A Pont-l'Évêque, une prison désaffectée… Au début des années 1950, une drôle d'histoire s'y est déroulée. L'édifice en a gardé son surnom de « joyeuse
prison ».
Derrière les lourdes portes grises, la grosse clé ouvre sur un autre monde. Au
coeur de la cité, la prison de Pont-l'Évêque est totalement restée dans son jus, telle qu'elle fonctionna de 1823 à 1953. Drôle d'atmosphère... Quatre cellules, des pièces symétriques d'environ
25 m2 avec fenêtres grillagées, deux pour les hommes, deux pour les femmes, le bureau des avocats, le parloir, les couloirs, les escaliers métalliques, la chapelle aux murs
défraîchis, le logement du gardien-chef et sa pompe à eau... Comme un décor de cinéma grandeur nature à l'intérieur de ce bâtiment en briques rouges, à l'architecture néoclassique du début
XIXe. « On dirait que les prisonniers viennent juste de sortir. Un tel édifice carcéral que l'on peut visiter, cela se compte sur les doigts
d'une seule main ! », sourit Pierre Sécheret, adjoint au maire de
Pont-l'Évêque, en charge de la culture.
« Combien étaient-ils de prisonniers à vivre ici ? », demande une dame. « En consultant les livres d'écrou, nous arrivons à une moyenne de quatorze détenus au début
pour passer à une centaine en 1897. Les hommes couchaient trois par trois sur des galetas. » La surpopulation carcérale ne
date pas d'aujourd'hui. Trousseau de clés en main, Gaétanne Barbenchon, guide, poursuit la visite commentée. Un engouement, ces visites. Propriétaire de l'établissement depuis 2005, la mairie
l'ouvre au public tous les jours en été, les samedis et chaque dimanche du patrimoine. « On fonctionne sur réservations, mais c'est souvent
complet ! », tempère Gaëtanne.
« C'est écrit ' La joyeuse prison ' sur le panneau indicateur du parking. Pourquoi donc ? », interroge un touriste intrigué. Éclats de rire. Une histoire dans l'histoire qui fit couler beaucoup d'encre dans les années 1950. L'incroyable gestion
du gardien-chef pontépiscopien régale alors les gazettes, intéresse les cinéastes. André Berthomieu en tire un film en 1956. Il devait s'appeler À la bonne
franquette. Le titre retenu est tout bonnement La Joyeuse Prison. Darry Cowl joue l'avocat, c'est l'un des premiers rôles. Michel
Simon incarne le personnage clé de cette histoire vraie.
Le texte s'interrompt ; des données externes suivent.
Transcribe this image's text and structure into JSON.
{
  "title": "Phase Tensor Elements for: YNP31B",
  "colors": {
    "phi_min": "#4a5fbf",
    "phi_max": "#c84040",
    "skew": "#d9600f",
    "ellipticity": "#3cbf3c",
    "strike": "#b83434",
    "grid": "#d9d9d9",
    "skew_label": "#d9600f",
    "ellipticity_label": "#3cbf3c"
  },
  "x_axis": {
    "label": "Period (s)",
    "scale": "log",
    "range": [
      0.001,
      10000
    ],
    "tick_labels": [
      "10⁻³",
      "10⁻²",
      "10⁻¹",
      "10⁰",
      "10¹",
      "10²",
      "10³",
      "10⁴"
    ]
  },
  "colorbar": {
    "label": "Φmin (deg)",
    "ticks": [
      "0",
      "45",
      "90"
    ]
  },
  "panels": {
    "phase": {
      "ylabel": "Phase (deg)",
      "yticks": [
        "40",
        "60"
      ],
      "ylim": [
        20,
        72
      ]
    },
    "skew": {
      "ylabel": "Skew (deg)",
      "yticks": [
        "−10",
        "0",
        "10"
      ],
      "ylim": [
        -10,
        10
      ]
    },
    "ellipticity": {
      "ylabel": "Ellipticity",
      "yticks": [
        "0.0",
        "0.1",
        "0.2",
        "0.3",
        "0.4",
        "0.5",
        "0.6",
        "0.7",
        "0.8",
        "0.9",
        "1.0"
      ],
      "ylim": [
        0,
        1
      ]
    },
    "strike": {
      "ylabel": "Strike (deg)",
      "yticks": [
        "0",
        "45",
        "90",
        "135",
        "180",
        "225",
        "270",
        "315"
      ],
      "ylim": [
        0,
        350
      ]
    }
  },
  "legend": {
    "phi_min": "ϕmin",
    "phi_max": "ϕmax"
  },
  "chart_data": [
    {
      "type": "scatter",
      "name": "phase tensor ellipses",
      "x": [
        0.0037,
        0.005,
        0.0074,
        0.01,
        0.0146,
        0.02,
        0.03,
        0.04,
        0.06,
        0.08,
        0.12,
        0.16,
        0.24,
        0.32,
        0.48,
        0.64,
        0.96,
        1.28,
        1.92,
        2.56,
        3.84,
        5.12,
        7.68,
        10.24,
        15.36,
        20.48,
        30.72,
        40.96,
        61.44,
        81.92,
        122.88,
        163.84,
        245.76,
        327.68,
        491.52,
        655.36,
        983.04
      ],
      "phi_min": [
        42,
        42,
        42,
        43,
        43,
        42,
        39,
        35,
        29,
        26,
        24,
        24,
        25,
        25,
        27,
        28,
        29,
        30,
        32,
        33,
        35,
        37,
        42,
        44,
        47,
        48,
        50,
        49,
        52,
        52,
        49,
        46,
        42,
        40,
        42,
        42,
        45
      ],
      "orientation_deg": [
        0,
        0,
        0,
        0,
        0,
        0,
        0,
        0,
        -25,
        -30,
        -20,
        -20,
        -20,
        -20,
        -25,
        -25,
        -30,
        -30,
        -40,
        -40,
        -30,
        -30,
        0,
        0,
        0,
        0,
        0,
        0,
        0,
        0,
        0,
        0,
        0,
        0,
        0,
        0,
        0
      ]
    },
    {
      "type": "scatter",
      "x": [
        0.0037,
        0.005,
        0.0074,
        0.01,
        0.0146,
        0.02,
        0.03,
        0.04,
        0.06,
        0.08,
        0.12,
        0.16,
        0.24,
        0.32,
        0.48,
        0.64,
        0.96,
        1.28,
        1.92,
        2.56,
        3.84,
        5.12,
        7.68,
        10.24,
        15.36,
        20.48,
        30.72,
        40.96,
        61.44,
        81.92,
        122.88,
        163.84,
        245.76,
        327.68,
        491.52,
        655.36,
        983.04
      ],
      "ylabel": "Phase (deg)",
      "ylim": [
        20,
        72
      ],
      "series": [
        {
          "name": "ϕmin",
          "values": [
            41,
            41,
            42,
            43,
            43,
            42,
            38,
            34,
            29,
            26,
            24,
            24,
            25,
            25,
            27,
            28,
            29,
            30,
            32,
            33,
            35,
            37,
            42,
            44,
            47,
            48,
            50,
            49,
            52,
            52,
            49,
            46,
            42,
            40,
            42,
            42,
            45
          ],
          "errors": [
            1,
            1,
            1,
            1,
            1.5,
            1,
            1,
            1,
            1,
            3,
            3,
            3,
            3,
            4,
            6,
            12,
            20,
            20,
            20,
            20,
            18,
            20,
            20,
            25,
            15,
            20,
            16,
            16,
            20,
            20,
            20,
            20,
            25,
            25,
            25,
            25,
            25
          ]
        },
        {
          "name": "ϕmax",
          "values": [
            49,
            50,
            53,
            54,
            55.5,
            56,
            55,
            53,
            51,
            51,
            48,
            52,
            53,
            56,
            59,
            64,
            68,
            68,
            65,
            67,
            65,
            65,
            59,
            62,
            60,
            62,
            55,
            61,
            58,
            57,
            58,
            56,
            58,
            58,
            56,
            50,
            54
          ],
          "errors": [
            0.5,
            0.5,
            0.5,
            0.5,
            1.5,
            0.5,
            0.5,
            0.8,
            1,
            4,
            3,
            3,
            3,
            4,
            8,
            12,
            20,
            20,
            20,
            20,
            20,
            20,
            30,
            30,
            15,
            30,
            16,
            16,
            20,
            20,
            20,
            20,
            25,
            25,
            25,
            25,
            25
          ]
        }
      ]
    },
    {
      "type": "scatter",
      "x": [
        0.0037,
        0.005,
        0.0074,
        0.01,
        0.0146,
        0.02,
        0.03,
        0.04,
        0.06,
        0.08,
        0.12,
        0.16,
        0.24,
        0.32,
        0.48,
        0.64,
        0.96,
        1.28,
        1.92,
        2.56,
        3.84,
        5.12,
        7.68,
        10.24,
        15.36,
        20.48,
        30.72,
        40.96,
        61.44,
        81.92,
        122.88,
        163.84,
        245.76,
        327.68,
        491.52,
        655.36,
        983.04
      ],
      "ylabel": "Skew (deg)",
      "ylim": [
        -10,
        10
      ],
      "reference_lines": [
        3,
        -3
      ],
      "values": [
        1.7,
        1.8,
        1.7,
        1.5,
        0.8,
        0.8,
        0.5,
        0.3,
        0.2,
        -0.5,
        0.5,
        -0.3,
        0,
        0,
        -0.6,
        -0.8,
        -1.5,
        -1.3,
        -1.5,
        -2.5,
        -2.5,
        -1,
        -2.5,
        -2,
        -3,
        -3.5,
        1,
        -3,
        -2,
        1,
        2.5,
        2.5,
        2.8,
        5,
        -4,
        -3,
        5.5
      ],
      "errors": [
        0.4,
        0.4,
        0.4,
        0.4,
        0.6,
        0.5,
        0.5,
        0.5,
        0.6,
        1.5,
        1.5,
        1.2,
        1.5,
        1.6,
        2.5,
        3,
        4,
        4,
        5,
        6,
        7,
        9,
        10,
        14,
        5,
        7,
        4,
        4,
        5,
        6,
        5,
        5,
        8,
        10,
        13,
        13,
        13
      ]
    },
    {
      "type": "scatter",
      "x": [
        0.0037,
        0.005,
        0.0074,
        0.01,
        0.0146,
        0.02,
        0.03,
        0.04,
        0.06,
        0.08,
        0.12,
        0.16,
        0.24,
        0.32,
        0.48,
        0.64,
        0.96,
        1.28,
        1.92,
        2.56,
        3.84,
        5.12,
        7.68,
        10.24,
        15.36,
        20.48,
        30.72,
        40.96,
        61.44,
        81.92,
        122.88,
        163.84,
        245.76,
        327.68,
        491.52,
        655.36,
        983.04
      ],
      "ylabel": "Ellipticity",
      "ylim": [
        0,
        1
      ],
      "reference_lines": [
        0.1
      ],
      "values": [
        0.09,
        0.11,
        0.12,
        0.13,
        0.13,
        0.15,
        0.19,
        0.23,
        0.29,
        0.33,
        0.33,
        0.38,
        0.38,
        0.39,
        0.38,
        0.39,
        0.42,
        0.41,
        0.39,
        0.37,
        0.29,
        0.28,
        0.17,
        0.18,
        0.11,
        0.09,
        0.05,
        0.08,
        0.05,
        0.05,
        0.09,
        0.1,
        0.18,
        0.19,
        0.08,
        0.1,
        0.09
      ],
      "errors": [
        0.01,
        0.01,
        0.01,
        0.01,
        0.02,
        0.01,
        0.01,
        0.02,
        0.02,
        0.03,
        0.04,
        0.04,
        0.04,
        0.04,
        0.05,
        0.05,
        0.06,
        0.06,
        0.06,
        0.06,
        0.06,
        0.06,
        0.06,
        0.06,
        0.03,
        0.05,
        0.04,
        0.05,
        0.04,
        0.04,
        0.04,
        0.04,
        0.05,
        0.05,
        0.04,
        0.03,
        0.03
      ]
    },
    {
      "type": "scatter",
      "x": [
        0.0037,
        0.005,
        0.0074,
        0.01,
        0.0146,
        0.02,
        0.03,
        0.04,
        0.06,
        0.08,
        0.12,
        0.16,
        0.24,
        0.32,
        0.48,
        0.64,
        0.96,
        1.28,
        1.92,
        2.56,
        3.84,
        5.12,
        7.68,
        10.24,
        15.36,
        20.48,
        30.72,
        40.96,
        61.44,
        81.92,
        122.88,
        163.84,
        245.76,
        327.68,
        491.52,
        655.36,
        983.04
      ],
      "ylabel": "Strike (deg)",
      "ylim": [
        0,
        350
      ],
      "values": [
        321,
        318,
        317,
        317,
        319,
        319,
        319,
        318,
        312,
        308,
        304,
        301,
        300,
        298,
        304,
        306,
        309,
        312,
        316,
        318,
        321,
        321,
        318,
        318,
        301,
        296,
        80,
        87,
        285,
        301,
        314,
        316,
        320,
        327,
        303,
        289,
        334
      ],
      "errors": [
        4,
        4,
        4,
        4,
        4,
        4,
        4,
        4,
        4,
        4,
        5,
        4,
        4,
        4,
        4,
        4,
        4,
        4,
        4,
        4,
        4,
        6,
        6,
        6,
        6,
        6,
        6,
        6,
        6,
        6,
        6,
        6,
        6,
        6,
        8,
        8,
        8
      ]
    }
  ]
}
Fernand Billa, alors gardien-chef de la prison de Pont-l'Évêque, applique le principe du « préjugé favorable » à tout nouveau pensionnaire. Grand précurseur de la libération
conditionnelle, Billa préfère se faire aimer que de se faire craindre. La maison d'arrêt se transforme en une pension folklorique. Les détenus utilisent librement le téléphone, tiennent les
comptes, reçoivent épouses et petites amies « à domicile », s'offrent gueuletons et permissions de jour comme de nuit, s'autodélivrent des certificats de bonne moralité. Chaque matin,
l'un d'eux va prendre son petit crème au comptoir du café d'en face. Un autre va même jusqu'à réparer les alarmes de la prison et refaire l'électricité de la gendarmerie voisine ! Un énorme
scandale judiciaire que jugera la cour d'assises du Calvados durant l'automne 1955. « Un des grands moments de la vie judiciaire
française », se souvient Jacques Lebailly, alors jeune journaliste à Ouest-France.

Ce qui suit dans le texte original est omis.